2009-01-27 18:14:13

by Siarhei Siamashka

[permalink] [raw]
Subject: [PATCH] Performance optimizations for input data processing in SBC encoder

Hello all,

Here is a cleaned up version of the previous experimental patch:
http://marc.info/?l=linux-bluetooth&m=123245036109697&w=2

I changed it to be alignment and byte order neutral (input data is read one
byte at a time). It's a bit slower than reading via int16_t * pointer, but
avoids headache of worrying about the other problems. Endian conversion
is still also kept (when reading one byte at a time, it does not affect
performance anyway).

The patch should be safe to apply.

Benchmarks show consistent performance improvement ~30% for both x86
and ARM Cortex-A8. It's even more than I measured before just because
optimizations are cumulative and the effect of each individual change becomes
more visible when the other parts also get faster (the previous benchmark was
run before "-funroll-loops" optimization got committed).

ARM Cortex-A8:

before:
real 1m 24.78s
user 1m 21.20s
sys 0m 3.57s

after:
real 1m 4.72s
user 1m 1.03s
sys 0m 3.68s

Intel Core2:

before:
real 0m10.210s
user 0m9.761s
sys 0m0.324s

after:
real 0m7.729s
user 0m7.268s
sys 0m0.376s


Best regards,
Siarhei Siamashka


Attachments:
(No filename) (1.12 kB)
0001-Performance-optimizations-for-input-data-processing.patch (20.63 kB)
Download all attachments

2009-01-29 01:27:53

by Siarhei Siamashka

[permalink] [raw]
Subject: Re: [PATCH] Performance optimizations for input data processing in SBC encoder

On Wednesday 28 January 2009 07:46:53 ext Marcel Holtmann wrote:
> Hi Siarhei,
>
> > Here is a cleaned up version of the previous experimental patch:
> > http://marc.info/?l=linux-bluetooth&m=123245036109697&w=2
> >
> > I changed it to be alignment and byte order neutral (input data is read
> > one byte at a time). It's a bit slower than reading via int16_t *
> > pointer, but avoids headache of worrying about the other problems. Endian
> > conversion is still also kept (when reading one byte at a time, it does
> > not affect performance anyway).
> >
> > The patch should be safe to apply.
>
> your patch has been applied. Thanks.

Thanks.

> > Benchmarks show consistent performance improvement ~30% for both x86
> > and ARM Cortex-A8. It's even more than I measured before just because
> > optimizations are cumulative and the effect of each individual change
> > becomes
> > more visible when the other parts also get faster (the previous
> > benchmark was
> > run before "-funroll-loops" optimization got committed).
>
> Sounds great to me. Keep optimizing it :)
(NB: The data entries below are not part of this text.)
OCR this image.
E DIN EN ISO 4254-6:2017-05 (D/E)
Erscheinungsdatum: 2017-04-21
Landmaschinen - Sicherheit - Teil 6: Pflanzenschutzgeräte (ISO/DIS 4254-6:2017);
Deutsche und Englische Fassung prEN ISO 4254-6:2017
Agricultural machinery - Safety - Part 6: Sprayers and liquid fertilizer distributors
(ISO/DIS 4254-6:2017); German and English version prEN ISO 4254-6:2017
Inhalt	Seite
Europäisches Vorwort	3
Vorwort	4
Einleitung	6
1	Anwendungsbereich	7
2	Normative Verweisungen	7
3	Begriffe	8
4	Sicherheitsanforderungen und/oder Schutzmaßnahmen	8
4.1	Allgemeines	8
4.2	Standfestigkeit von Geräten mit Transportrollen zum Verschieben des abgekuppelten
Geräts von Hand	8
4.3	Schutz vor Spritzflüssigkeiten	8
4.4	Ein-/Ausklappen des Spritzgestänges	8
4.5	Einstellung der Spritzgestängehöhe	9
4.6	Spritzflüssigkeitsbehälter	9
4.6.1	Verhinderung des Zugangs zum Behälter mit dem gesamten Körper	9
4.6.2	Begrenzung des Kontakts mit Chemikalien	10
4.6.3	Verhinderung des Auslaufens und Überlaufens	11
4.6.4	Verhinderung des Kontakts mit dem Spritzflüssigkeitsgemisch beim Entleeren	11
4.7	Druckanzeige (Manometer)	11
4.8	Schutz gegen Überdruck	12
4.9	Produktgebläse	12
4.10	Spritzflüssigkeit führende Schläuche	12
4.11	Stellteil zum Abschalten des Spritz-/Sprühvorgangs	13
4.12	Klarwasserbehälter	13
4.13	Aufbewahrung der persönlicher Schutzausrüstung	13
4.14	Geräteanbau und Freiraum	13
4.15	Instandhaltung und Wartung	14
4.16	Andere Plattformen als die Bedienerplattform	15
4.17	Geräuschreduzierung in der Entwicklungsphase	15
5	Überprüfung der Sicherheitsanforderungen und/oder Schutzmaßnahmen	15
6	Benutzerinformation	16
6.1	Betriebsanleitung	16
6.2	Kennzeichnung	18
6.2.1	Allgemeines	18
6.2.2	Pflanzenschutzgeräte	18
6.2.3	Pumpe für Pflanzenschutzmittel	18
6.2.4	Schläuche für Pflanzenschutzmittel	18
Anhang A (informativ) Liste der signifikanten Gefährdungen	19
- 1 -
Fortunately not so much is left to be optimized :)

Joint stereo encoding performance still can be improved. Also a few other
tweaks could be tried for 'sbc_pack_frame_internal'. After that, only
implementing SIMD optimizations for various CPU cores (primarily ARM11)
would be left to do.


Best regards,
Siarhei Siamashka

2009-01-28 05:46:53

by Marcel Holtmann

[permalink] [raw]
Subject: Re: [PATCH] Performance optimizations for input data processing in SBC encoder

Hi Siarhei,

> Here is a cleaned up version of the previous experimental patch:
> http://marc.info/?l=linux-bluetooth&m=123245036109697&w=2
>
> I changed it to be alignment and byte order neutral (input data is read one
> byte at a time). It's a bit slower than reading via int16_t * pointer, but
> avoids headache of worrying about the other problems. Endian conversion
> is still also kept (when reading one byte at a time, it does not affect
> performance anyway).
>
> The patch should be safe to apply.

your patch has been applied. Thanks.

> Benchmarks show consistent performance improvement ~30% for both x86
> and ARM Cortex-A8. It's even more than I measured before just because
> optimizations are cumulative and the effect of each individual change
> becomes
> more visible when the other parts also get faster (the previous
> benchmark was
> run before "-funroll-loops" optimization got committed).

Sounds great to me. Keep optimizing it :)

Regards

Marcel